Cérémonie. Le jour du Cavadee, les rituels se succèderont : prières, offrandes et bain purificateur. Le lait versé dans deux petits pots en cuivre ou sombhoos, recouverts d'un morceau de tissu et attachés au cavadee, sera offert à Muruga. Certains fidèles, torse nu, offriront leur chair aux vels argentés leur transperçant les joues, le front et la langue, faisant ainsi vœu de silence. Il n'y aura ni cris, ni pleurs, ils resteront dignes, car la souffrance n'est rien quand il s'agit de Dieu. La procession avancera avec ferveur vers la maison de Muruga. La pénitence sera rude et la chaleur intense. "Certains de ceux qui ne se perceront pas la langue se bâillonneront d'un foulard pour observer le silence complet, afin de ne pas être distraits dans cette communion avec Muruga", dit Barlen Vydelingum.

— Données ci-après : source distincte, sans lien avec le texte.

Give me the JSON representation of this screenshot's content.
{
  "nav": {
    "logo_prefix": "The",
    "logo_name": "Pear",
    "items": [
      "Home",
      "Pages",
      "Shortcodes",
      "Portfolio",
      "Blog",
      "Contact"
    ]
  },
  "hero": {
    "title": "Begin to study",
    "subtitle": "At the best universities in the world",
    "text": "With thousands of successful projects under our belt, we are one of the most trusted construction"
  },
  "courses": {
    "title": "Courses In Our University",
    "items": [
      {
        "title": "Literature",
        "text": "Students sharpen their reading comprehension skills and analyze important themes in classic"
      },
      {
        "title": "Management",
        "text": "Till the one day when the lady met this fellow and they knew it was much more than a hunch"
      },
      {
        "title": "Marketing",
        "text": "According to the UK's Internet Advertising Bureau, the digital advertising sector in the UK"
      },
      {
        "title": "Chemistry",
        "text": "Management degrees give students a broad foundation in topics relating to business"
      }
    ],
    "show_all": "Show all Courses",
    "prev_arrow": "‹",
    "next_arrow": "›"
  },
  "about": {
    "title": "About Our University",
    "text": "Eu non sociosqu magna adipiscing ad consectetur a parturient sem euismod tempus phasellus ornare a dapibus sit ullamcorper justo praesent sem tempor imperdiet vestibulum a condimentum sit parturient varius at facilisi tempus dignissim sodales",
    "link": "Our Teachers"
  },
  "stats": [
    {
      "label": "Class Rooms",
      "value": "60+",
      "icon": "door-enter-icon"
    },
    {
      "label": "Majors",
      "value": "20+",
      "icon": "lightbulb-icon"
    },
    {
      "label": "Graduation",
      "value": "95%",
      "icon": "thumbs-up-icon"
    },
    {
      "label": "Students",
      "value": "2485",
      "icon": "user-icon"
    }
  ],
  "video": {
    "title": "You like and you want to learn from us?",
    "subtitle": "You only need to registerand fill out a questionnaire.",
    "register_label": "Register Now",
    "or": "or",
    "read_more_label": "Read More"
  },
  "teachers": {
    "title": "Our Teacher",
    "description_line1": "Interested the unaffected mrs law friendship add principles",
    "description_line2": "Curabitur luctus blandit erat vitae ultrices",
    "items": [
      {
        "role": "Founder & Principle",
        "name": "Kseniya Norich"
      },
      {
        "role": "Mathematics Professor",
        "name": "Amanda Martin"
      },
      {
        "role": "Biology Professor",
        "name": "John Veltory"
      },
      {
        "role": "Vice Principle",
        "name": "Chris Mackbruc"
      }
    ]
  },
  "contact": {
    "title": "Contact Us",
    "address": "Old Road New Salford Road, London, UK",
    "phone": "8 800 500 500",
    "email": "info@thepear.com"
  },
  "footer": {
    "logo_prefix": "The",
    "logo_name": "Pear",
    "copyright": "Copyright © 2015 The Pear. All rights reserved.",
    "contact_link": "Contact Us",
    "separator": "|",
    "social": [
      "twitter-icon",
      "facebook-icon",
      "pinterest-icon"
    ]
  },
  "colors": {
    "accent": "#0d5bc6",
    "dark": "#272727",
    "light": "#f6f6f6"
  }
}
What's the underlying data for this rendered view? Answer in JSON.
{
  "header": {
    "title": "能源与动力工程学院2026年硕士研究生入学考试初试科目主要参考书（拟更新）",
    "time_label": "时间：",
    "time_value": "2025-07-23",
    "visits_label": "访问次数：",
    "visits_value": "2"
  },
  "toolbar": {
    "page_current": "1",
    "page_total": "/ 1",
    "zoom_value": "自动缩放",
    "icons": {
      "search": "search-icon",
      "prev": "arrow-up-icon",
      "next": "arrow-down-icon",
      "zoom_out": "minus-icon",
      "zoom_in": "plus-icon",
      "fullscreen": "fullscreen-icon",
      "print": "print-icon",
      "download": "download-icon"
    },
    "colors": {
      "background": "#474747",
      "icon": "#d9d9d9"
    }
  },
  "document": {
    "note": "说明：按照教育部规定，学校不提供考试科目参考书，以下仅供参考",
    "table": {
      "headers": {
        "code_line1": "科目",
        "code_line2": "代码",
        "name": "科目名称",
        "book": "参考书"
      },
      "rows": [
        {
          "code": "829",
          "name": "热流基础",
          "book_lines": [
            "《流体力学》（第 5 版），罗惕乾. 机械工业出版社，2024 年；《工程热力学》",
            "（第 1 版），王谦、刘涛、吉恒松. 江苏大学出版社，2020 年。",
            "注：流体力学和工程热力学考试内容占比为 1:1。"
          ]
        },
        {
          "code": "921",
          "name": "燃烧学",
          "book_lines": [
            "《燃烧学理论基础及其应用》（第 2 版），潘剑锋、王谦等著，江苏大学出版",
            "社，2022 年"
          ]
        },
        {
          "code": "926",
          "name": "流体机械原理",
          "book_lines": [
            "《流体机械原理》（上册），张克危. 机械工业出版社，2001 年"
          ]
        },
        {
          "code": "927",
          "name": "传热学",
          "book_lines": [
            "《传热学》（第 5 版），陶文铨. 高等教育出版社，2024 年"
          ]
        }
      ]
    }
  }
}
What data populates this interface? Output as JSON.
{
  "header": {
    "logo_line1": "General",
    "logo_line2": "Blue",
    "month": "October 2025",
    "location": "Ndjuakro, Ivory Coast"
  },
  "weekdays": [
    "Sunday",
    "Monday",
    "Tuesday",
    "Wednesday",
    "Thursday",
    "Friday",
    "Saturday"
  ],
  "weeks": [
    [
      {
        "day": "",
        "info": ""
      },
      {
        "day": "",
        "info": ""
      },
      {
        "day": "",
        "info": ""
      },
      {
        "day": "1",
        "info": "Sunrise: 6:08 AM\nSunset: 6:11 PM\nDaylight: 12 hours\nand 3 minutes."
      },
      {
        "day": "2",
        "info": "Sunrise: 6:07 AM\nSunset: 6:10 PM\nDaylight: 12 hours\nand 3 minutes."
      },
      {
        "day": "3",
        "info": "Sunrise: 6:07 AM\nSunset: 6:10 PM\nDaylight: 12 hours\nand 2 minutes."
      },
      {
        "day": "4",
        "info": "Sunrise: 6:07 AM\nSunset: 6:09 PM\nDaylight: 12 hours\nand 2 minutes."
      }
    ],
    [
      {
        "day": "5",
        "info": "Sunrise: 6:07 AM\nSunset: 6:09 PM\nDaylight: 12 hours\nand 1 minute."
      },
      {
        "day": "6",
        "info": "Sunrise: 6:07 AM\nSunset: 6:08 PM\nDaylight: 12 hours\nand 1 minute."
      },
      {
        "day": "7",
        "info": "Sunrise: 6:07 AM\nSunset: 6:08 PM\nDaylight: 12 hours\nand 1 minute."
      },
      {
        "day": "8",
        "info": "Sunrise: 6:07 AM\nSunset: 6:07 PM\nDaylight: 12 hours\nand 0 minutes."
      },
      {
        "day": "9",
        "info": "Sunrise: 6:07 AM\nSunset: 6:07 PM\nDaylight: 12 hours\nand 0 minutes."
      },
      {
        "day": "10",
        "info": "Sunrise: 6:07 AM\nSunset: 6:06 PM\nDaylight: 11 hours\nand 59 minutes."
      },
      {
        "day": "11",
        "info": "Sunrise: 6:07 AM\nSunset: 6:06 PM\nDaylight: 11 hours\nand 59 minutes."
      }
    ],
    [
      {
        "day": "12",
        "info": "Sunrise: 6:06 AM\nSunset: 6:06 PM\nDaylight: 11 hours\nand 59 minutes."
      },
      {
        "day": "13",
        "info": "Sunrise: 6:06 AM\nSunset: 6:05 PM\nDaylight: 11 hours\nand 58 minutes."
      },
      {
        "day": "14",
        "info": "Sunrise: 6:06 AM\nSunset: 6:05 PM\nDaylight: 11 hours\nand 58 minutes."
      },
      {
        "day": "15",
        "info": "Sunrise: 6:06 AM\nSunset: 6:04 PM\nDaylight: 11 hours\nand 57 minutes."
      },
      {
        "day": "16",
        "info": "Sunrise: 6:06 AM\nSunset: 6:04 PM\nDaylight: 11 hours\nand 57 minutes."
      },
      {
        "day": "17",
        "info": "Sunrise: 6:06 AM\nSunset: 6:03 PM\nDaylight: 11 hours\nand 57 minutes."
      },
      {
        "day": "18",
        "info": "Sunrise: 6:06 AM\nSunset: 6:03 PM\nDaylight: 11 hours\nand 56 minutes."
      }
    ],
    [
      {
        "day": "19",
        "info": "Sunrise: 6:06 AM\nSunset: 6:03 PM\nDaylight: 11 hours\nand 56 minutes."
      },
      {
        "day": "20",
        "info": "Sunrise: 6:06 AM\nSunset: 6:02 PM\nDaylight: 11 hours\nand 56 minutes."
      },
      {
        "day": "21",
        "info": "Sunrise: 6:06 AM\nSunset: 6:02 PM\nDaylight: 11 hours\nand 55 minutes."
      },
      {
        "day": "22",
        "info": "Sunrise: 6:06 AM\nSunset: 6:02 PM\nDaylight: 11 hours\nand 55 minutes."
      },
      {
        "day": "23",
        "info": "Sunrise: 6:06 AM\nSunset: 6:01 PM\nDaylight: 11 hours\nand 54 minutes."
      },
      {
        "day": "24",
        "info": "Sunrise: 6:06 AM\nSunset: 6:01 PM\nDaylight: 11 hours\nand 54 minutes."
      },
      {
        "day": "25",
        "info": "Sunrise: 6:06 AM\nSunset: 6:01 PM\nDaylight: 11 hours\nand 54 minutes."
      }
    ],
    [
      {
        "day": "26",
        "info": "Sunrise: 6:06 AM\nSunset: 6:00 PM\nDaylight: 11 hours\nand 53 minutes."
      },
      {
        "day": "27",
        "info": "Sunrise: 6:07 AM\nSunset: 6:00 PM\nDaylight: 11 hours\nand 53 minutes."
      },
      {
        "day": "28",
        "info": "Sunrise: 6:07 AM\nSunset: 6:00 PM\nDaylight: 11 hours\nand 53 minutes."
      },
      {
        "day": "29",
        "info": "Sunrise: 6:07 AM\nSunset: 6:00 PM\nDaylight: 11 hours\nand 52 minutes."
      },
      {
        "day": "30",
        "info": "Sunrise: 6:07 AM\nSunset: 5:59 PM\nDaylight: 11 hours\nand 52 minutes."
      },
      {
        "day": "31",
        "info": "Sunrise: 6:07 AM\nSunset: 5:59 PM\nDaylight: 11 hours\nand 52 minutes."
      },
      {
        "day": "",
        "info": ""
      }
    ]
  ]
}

Sacrifice. Les femmes porteront des cruches de lait sacré devant Muruga au kovil. Là, trônent des statuettes de dieux et de déesses ainsi que celle du dieu protecteur qui affiche un sourire satisfait. Des lampions seront allumés. La lumière symbolisant la victoire du bien sur le mal sera offerte à Muruga. Fidèles et pénitents déposeront leurs offrandes de fruits, camphre, encens et fleurs aux pieds des dieux à la fois admirés et craints. Le lait n'aura point caillé. Il sera en partie versé sur la divinité et en partie distribué aux fidèles, ainsi récompensés. Musique, chants et prières accompagneront l'extraction des vels des chairs meurtries. Aussi étonnant que cela puisse parraître, le sang ne coulera pas, nous dit Barlen Vydelingum. "Ce sacrifice leur a assuré la purification de l'âme." Le lendemain, le drapeau sera descendu, signifiant la clôture de la cérémonie. Le Cavadee aura ainsi rappellé aux fidèles que le chemin de la foi est long et semé d'embûches.


Légende tamoule

Il existe diverses légendes autour de la célébration du Cavadee. On raconte que la fête serait née d'une ancienne légende tamoule. Idumban, disciple du gourou Agattiyâr et bandit repenti, reçut pour mission d'aller dans les montagnes et de ramener les deux cimes à Agattiyâr. Il devait les attacher à chaque extrémité d'un cavadee. Idumban, obéissant et fidèle, partit avec sa femme et attacha solidement les deux sommets à sa palanche, puis entreprit de les ramener à Agattiyâr. Mais, en chemin, le dieu Muruga, fils de Shiva et d'Ouma, se métamorphosa en petit garçon et se cacha dans un des sommets pour en alourdir la charge. Indumban le découvrit et, dans sa fureur, ne reconnaissant pas son dieu, commença à se battre avec lui. Muruga le transperça alors de sa lance et l'homme mourut. Par leurs prières, le sage Agattiyâr et bon nombre de fidèles demandèrent avec insistance la grâce d'Idumban, si bien que leur dieu accepta de le ressusciter. Pour le remercier de sa bonté, les dévots commencèrent à porter le cavadee, afin d'obtenir les grâces de la divinité.